Ce rapport met en lumière les travaux exécutés par le Bureau entre le 1er avril 2016 et le 31 mars 2017 (exercice 2016-2017). Il résume également les rapports produits et cite des exemples de la façon dont nous avons voulu aider tous ceux et celles qui nous ont contacté. Je suis particulièrement fier du travail que nous avons accompli, d'avoir répondu rapidement et significativement aux questions qui nous ont été posées et d'avoir aidé les fournisseurs canadiens et les organismes fédéraux à régler des différends. Notre expérience démontre qu'il est profitable pour les fournisseurs et les organismes fédéraux de régler les différends de cette manière. Cela permet d'éliminer le temps et l'énergie associés à l'aggravation du problème au sein des organismes, de prévenir les litiges coûteux en argent et en temps et de permettre aux deux camps de reprendre les activités normales.

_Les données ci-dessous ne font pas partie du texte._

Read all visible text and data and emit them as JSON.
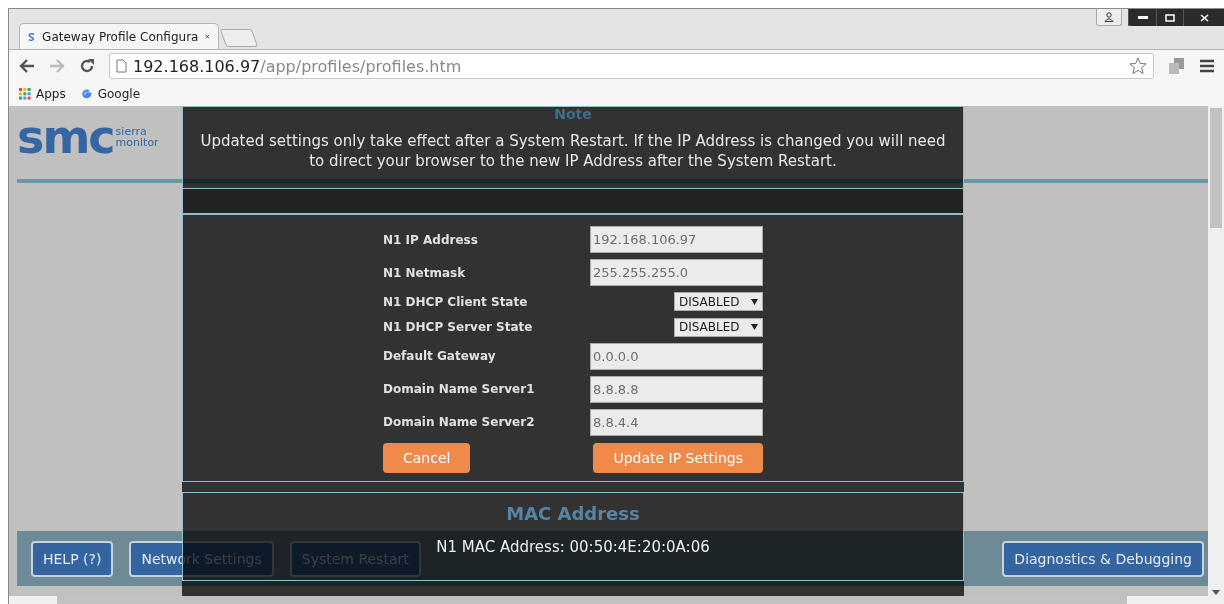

On trouvera en page 21 du présent rapport des exemples d'aide apportée par notre bureau sur ce plan avant que ne s'engagent des démarches officielles de règlement des conflits. Ce sont là des cas où des organismes fédéraux sont entrés en contact avec le Bureau, ce qui nous a permis de faciliter le règlement rapidement. Selon mon expérience en 2016-2017, les organismes fédéraux sont de plus en plus disposés à nous laisser intervenir dans ce domaine; une attitude qui, je l'espère, se maintiendra et prendra de l'ampleur dans les années à venir.

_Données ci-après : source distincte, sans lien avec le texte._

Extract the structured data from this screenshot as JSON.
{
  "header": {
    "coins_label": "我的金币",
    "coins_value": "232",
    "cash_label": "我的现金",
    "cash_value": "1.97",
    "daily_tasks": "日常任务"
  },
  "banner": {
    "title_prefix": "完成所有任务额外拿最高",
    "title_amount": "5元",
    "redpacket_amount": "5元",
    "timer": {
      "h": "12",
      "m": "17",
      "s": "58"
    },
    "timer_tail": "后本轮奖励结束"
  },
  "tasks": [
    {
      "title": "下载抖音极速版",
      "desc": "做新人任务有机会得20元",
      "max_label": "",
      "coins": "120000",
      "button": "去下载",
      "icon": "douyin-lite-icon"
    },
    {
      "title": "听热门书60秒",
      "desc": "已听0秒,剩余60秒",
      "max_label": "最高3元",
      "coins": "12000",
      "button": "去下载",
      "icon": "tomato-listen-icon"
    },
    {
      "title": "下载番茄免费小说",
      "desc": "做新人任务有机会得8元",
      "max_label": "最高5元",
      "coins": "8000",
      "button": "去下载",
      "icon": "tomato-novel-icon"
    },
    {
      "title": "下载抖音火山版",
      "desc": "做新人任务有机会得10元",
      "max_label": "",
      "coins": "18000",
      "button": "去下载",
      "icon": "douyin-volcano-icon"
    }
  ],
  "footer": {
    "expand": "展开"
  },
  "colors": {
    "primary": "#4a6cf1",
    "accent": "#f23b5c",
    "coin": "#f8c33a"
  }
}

Par ailleurs, le présent document expose les vues et les réactions des fournisseurs canadiens et des représentants fédéraux qui ont pu communiquer avec nous directement ou par l'intermédiaire de nos nombreuses activités de sensibilisation. Si je regarde ce qui s'est passé en 2016-2017, et notamment les discussions que nous avons eues avec les deux camps, trois aspects ressortent à mes yeux : le manque de capacités fédérales en matière d'approvisionnement, les offres à commandes et les défis que représente une simplification de l'approvisionnement.
Capacités fédérales en matière d'approvisionnement
J'entends parler du premier aspect, celui de la carence des capacités fédérales en matière d'approvisionnement, depuis mon arrivée au Bureau en 2012. J'ai pu constater au cours de la dernière année que les fournisseurs et les représentants fédéraux ont pu exprimer avec plus de précision les répercussions qu'ont un manque de capacités en cette matière pour l'ensemble des organisations fédérales et pour les fournisseurs qui désirent faire affaire avec le gouvernement.
Cette question des capacités pique la curiosité, puisque, contrairement à bien d'autres sujets dans le domaine de l'approvisionnement, elle semble faire consensus parmi les fournisseurs, les spécialistes et les gestionnaires de programme. Dans la dernière année, il m'est apparu par des discussions avec ces groupes qu'un grand nombre (sinon la majorité) des organismes fédéraux n'avaient pas suffisamment de préposés aux achats ou disposaient d'un personnel n'ayant ni l'expérience ni les connaissances voulues pour prendre en charge la quantité et la complexité des approvisionnements fédéraux en toute équité, ouverture et transparence. Cela provoque des retards à divers étapes du processus et fait craindre qu'on doive de plus en plus s'appuyer sur des non-spécialistes pour réaliser certains approvisionnements. Ajoutons que les fournisseurs doivent de plus en plus poser des questions ou demander des éclaircissements puisqu'ils traitent avec des employés qui n'ont pas toujours une connaissance suffisante de leur domaine.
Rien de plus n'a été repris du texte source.